Da allora le indagini non si sono mai fermate. Nei giorni scorsi il sostituto procuratore Luigi Iglio ha notificato un atto di proroga delle indagini a un trentatreenne avellinese, attualmente l’unico iscritto nel registro degli indagati. Secondo la ricostruzione investigativa, sarebbe il principale referente di una presunta rete di società create ad hoc per maturare e movimentare crediti fiscali fittizi. La sua difesa è affidata agli avvocati Gerardo Santamaria e Palmira Nigro.
Le indagini, condotte dal nucleo della Guardia di Finanza di Avellino guidato dal maggiore Silverio Papis, hanno permesso di ricostruire almeno quattro casi distinti di presunte anomalie. Una ditta di confezioni per uomo, nel gennaio 2023, avrebbe generato tredici milioni di euro in crediti fiscali pur non avendo contratti, documentazione o immobili. Una seconda società, attiva formalmente nel commercio online e fondata nel dicembre 2021, avrebbe prodotto quindici milioni di euro di crediti con modalità analoghe.
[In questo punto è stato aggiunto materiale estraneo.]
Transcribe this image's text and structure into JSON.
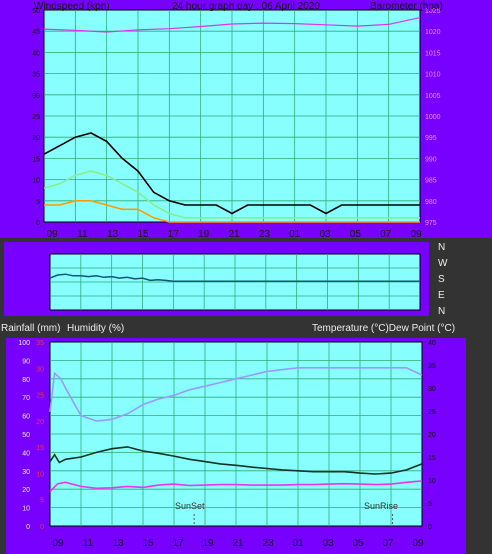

Una terza azienda, costituita nel maggio 2022 per la compravendita via internet di automezzi e motocicli, avrebbe maturato crediti per un milione e quattrocentomila euro. L’Agenzia delle Entrate ha inoltre respinto ulteriori richieste per complessivi nove milioni di euro.
Il meccanismo finito sotto la lente degli inquirenti prevedeva l’utilizzo di società formalmente operanti in settori lontani dall’edilizia, ma utilizzate per far risultare sulla carta interventi riconducibili al Superbonus 110%, all’Ecobonus, al Sismabonus e al Bonus Facciate. Le imprese non disponevano né di cantieri né di documentazione, ma riuscivano comunque ad alimentare i “cassetti fiscali” e il circuito delle cessioni di credito, immettendo nel mercato cartolarizzazioni prive di reale copertura.
Al trentatreenne sono contestate sedici ipotesi di truffa aggravata per il conseguimento di erogazioni pubbliche. L’indagine, aperta ufficialmente lo scorso gennaio, ha già portato a sequestri e perquisizioni in più regioni. Lo scenario, tuttavia, resta aperto: gli investigatori non escludono che possano emergere ulteriori società coinvolte e nuovi episodi connessi alla presunta frode fiscale.